The chief dramatic situation in “The Road to Happiness” consists of a hero who, with hand on hip pocket, defies the assembled villains to advance as much as an inch at peril of their lives and who, having thus held them at bay, proceeds to pull out a handkerchief, flick his nostril and make his getaway. The chief comic situation in “Arizona,” produced many years ago, consisted of the same thing, save that a whiskey flask or plug of tobacco—I forget which—was used in place of a nose-doily. Thus, little boys and girls, has our serious drama advanced.
XXXVIII
Derivations
First-Nighter.—From Fürst (German for “prince”) and the English word nitre (KNO3: a chemical used in the manufacture of gunpowder); hence, a prince of gunpowder, or, in simpler terms, someone who makes a lot of noise.
Manager.—From the Anglo-Saxon word “manger,” the “a” having been deleted in order that the word might be shortened, and so used more aptly for purposes of swearing. Manager thus comes from “manger,” something which provides fodder for the jackasses in the stalls.
XXXIX
Practically speaking, it is reasonable to believe that the public doesn’t want gloom in the theater not because it is gloom, not because of the gloom itself, but for the very good reason that gloom isn’t generally interesting. Let a playwright make gloom as interesting as happiness and the public will want it theatrically. But the gloom of the drama is, more often than not, uninteresting gloom. In illustration: Take two street-corner orators. Suppose both are talking, one a block away from the other, on precisely the same topic. It is a gloom topic. For instance, the question of the large number of starving unemployed. One of the orators hammers away at his audience with melancholy statistics and all the other depressing elements of his subject. The other, equally serious, makes his points, not alone as does the first orator with blue figures, but with light comparisons and saucy illustrations. Which is the more interesting? Which gets the larger crowd? Which convinces? Take a second and correlated illustration. Two weekly magazines print articles on, let us say, the work of organized charity in its attempt to relieve the community’s paupers. In itself, not particularly jocose reading matter. One of the two magazines, in its treatment of the story, has its general tone exampled by some such sentence as “Last month the charity organizations of New York supplied the poor of the city with 30,000 loaves of bread.” The other magazine, expressing the same thought and facts, has its sentence phrased thus: “Last month the charity organizations of New York supplied the poor of the city with 30,000 loaves of bread, an amount almost 8,000 in excess of all the bread eaten during the same space of time by Mr. Diamond Jim Brady in the ten leading Broadway restaurants.” Which magazine has the bigger circulation?

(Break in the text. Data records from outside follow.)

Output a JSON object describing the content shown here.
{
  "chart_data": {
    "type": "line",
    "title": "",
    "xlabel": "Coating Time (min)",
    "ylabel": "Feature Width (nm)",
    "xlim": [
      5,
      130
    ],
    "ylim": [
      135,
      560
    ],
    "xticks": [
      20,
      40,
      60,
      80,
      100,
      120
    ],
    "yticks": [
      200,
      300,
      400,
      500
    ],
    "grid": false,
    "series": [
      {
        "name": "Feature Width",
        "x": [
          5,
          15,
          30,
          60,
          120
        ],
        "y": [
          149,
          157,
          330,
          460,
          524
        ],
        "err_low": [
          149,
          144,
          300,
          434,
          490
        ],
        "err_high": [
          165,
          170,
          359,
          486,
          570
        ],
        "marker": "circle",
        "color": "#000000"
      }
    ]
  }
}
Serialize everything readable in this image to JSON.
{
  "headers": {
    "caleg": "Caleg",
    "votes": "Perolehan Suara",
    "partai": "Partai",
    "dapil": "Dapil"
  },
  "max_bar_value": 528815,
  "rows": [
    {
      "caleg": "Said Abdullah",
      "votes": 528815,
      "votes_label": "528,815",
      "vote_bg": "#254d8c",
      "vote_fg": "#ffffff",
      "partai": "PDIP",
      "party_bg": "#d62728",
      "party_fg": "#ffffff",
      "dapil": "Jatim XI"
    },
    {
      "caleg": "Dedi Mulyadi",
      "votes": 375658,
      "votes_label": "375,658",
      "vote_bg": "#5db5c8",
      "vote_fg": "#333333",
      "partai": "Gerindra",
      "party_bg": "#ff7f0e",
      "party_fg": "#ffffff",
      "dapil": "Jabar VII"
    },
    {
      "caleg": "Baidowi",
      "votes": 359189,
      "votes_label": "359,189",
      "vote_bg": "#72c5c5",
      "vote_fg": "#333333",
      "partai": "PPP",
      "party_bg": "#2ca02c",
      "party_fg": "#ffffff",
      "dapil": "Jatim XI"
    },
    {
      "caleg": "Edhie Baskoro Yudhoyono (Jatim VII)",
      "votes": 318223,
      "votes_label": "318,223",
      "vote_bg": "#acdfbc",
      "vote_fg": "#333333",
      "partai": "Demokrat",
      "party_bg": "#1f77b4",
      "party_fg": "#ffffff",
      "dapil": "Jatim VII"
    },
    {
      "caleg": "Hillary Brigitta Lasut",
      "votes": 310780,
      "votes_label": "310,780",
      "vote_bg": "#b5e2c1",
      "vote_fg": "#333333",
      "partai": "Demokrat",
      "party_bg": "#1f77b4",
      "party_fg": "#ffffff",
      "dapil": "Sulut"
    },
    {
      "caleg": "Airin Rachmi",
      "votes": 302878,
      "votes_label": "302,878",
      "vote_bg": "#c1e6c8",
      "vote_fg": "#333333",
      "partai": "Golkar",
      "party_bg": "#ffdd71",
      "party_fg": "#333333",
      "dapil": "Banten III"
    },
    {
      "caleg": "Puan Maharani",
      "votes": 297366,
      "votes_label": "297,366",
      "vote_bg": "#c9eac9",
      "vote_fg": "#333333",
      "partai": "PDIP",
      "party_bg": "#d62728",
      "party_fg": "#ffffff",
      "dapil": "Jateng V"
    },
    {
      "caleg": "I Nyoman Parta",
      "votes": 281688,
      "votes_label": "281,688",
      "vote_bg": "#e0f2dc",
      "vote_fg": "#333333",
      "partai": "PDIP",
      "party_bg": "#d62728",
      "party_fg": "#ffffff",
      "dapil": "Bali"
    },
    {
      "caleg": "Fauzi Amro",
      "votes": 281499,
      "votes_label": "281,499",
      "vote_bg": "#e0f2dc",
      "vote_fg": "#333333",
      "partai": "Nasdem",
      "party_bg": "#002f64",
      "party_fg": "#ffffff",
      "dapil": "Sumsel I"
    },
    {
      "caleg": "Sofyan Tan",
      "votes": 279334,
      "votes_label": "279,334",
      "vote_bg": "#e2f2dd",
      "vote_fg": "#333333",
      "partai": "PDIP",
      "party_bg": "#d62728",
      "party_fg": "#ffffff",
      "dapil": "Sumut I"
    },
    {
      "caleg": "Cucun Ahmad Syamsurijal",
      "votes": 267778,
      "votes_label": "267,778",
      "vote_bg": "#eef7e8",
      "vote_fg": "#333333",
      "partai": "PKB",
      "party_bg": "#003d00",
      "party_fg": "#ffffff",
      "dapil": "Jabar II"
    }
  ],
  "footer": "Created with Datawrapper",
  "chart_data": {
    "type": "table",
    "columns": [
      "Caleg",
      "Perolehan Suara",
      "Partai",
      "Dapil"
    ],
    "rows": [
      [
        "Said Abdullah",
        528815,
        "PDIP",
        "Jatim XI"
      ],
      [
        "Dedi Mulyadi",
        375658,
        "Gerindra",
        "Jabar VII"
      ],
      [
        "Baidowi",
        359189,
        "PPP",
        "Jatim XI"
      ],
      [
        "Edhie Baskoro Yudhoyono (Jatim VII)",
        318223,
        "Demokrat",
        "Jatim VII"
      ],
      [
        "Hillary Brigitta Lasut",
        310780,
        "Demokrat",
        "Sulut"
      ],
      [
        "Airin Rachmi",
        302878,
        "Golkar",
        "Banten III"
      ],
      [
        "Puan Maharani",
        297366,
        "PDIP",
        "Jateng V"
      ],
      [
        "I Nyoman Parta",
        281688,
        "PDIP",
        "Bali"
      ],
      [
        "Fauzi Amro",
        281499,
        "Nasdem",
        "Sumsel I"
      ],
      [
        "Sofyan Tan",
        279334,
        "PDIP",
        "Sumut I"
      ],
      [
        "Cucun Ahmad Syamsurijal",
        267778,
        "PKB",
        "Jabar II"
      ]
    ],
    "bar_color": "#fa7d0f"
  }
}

The conventional treatment of gloomy themes in the drama is like the ancient tale of the proud old coon who, driving a snail-paced and ramshackle horse and an even more ramshackle buggy down a Southern road used largely by automobilists, suddenly perceived a small boy hitching on behind. “Hey!” exclaimed the old brunette, “Yoh look out dar! Ef yoh ain’t careful yoh’ll be sucked under!” The mechanic of the gloomy dramatic theme, like the old dinge, too often takes his theme too pompously, too seriously. And is generally himself sucked under as a result. Clyde Fitch took a so-called gloomy theme in his play “The Climbers”—the play that started bang off with a funeral—but his play is still going with the public in the stock companies because he didn’t let the gloom of his story run away with the interest. The final curtain line in “The Shadow” is: “After all, real happiness is often to be found in tears.” Tears are often provocative of a greater so-called “up-lift” feeling than mere grins and laughter. Take a couple or more of illustrations of the most popular mob plays America has known, say, “Way Down East,” “Uncle Tom’s Cabin,” “The Old Homestead.” These, fundamentally, are what the mob calls “sad” plays. The yokelry would ever rather pay for the privilege of crying than laughing. What farce ever made as much money as “East Lynne”? The tears in “Cinderella” have made it the world’s most successful theatrical property.
XL
The difference ’twixt tragedy and comedy is the difference of a hair’s breadth. Tragedy ends with the hero’s death. Comedy, with the hero’s getting married.